The Sound of Science

The Problem

The advent of affordable tools for home recording over the last 20 years has made music creation more accessible than ever before. Simultaneously, social media platforms such as Instagram and Facebook have made it similarly cheap and easy to advertise yourself to a targeted audience. However, most budding musicians, and even seasoned industry veterans, don't always know the best way to reach new fans; the how, who, and where questions always loom tall when it's time for a new release.

In this study, I intend to create a recommender system to show similarities between the music of a new artist and that of popular artists around the globe in order to generate basic recommendations to best connect new artists with new fans. I'll base this model on data from hundreds of thousands of songs hosted on the popular streaming platform Spotify, along with metrics I'll extract from a new artist's music using a Python library called Librosa.

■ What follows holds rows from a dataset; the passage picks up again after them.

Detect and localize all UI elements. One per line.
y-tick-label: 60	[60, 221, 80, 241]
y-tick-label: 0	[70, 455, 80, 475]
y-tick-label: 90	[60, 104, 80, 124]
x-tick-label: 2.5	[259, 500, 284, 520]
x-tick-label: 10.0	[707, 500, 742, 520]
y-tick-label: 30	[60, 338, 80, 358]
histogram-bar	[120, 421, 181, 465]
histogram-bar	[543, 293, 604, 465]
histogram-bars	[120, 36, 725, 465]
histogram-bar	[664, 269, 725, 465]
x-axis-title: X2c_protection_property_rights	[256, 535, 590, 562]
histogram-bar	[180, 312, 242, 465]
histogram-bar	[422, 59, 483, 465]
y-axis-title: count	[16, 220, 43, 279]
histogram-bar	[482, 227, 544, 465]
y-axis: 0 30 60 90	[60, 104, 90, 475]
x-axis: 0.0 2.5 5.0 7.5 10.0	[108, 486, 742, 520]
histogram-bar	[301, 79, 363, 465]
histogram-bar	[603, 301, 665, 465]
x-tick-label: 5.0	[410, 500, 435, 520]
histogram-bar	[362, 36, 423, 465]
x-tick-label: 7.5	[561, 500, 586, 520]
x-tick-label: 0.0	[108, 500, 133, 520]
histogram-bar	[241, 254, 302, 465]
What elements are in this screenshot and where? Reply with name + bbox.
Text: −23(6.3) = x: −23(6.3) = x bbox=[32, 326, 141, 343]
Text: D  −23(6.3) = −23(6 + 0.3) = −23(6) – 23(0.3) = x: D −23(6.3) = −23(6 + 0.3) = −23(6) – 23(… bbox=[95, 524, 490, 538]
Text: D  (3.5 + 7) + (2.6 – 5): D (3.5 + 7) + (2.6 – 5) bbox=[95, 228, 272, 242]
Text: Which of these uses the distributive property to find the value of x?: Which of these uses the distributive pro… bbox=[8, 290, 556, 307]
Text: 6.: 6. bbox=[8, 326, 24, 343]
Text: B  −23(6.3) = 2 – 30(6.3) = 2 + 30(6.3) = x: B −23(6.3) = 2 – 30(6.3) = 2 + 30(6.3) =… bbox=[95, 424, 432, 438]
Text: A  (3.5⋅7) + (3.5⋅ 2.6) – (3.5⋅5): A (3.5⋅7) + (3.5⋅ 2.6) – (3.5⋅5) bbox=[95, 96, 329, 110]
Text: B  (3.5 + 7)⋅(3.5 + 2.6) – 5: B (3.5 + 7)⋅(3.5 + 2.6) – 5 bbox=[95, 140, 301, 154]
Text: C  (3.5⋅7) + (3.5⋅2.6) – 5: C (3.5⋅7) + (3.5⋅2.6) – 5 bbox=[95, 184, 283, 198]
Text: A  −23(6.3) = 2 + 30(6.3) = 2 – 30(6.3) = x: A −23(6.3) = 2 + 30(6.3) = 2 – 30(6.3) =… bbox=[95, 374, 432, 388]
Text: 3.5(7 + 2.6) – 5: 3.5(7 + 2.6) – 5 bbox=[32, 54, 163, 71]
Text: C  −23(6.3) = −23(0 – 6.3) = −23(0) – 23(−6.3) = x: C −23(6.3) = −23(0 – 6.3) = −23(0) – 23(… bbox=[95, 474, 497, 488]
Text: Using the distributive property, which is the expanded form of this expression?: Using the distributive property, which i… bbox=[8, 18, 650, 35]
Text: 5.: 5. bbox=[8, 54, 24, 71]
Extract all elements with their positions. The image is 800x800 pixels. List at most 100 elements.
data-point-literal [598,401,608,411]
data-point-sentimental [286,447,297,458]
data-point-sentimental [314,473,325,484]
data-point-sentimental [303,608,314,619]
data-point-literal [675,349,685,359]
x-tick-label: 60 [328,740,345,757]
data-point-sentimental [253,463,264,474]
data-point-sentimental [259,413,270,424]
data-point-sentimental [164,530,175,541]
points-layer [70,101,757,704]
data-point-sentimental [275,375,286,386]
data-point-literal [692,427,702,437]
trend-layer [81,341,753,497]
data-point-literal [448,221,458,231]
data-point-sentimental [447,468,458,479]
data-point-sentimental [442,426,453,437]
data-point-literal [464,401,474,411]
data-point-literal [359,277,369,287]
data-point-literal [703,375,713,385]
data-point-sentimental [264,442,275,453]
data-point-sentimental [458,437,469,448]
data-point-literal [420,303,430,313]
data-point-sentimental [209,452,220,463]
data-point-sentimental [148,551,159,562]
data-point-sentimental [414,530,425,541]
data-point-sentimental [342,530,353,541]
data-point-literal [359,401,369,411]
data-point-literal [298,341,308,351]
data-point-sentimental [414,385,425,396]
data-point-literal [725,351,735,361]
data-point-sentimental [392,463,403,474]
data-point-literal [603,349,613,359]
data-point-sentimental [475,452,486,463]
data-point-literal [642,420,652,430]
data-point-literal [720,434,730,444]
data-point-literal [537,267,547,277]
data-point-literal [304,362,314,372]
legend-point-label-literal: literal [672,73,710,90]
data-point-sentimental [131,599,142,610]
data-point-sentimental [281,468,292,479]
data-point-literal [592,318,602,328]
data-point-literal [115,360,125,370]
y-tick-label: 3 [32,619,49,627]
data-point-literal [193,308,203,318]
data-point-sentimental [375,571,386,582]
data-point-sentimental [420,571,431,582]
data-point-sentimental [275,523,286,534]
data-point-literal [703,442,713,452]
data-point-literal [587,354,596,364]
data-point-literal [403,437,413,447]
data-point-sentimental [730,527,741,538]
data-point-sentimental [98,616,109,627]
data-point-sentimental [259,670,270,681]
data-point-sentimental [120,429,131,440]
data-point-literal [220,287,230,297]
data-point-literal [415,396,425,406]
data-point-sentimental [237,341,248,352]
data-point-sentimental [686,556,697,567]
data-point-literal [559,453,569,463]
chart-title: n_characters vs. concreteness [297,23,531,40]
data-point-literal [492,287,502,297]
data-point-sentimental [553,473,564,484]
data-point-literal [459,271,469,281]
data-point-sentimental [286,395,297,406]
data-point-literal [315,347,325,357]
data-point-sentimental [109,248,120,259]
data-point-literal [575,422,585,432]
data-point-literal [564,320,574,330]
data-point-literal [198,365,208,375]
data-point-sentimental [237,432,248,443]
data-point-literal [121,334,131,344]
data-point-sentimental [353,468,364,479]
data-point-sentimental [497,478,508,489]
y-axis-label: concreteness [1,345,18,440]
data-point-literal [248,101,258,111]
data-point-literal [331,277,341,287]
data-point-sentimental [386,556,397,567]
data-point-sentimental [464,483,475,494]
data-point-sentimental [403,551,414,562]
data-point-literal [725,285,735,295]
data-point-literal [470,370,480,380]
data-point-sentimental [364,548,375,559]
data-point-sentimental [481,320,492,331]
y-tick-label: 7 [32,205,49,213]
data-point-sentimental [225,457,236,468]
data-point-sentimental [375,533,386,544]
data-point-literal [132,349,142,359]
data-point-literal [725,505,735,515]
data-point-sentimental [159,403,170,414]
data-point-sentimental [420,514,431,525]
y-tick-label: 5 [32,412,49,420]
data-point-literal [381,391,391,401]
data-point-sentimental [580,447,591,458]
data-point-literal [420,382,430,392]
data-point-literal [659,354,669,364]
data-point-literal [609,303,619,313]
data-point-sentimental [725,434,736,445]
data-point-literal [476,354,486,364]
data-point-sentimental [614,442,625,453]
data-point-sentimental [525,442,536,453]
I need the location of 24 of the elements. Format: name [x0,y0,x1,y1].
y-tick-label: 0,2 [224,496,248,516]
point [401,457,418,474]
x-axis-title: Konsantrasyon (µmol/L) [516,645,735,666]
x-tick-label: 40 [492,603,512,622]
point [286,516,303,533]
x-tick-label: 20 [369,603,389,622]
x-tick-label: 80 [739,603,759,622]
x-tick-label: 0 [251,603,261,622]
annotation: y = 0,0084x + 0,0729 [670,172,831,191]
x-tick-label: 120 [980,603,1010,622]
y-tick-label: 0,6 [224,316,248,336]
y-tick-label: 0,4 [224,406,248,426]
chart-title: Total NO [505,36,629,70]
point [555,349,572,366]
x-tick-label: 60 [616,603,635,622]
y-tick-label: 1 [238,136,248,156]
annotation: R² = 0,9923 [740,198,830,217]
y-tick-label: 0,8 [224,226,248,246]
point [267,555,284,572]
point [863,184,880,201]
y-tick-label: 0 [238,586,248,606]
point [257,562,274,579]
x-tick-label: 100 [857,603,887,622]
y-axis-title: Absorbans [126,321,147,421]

Notebook	File Name	Description
1	01_data_collection_and_cleaning.ipynb	Spotify data imports, collection, and cleaning, and final Spotify dataframe export
2	02_feature_engineering_and_comparisons.ipynb	Spotify dataframe feature selection and engineering; metric comparisons between Spotify and Librosa
3	03_EDA.ipynb	Exploratory data analysis and visualizations
4	04_recommeder_sys.ipynb	Recommender system based on Spotify metrics and Librosa-generated metrics
5	05_appendix.ipynb	Appendix with examples of questionable Spotify and Librosa metrics, caveats, and glossary

Datasets Used

Spotify Song Data from Kaggle
Data I collected via Librosa, a Python library for audio and digital signal processing (DSP)

Background & Research

With over 15 years of experience in the music industry, first as a musician and performer, and later as a sound designer, audio engineer, and producer, I believe I'm in a unique position to address this problem. I have an intimate knowledge of the process of creating music and much of the theory behind it on both sides of the mixing board, as well as the struggles of finding and connecting with your target audience as a new artist. You can find more information about my history in the industry on LinkedIn, and samples of my recent work as part of a collaborative project called NO EVENS.

I'm also fortunate enough to have many long-time friends in the industry, two of whom I spoke to regarding this project: Jacob Bergson, an independent musician and audio engineer at The Bunker recording studio in Brooklyn, NY, and Joseph Kelley, the former Executive Director of Artist Relations at Billboard. Jacob was able to provide me with excellent insight on his extensive experience engineering multiple genres of music, which helped immensely as I decided how to engineer my own metrics to represent some of the more intangible qualities of music. Joe, on the other hand, has a wealth of knowledge to offer on the business landscape of the music industry: where and among what demographics artists are trending, what makes artists stand out in a digital landscape where anyone can easily post their music online, and so on.

Scope

This project is a product of my immense passion for music and the process of creating and capturing it for posterity. The ultimate vision for this project is to create a user-facing app allowing anyone and everyone to upload their music, and in return, get a list of artists and songs that their music most closely resembles. From there, I intend to incorporate global listening trend data - where and to what demographic in each geographical region those similar artists are generating large numbers of streams, sales, and mentions on social media. This would ideally take the form of an interactive map, where the artist could see density and distribution of potential fans around the globe, with more granular demographic and trend data available at a click.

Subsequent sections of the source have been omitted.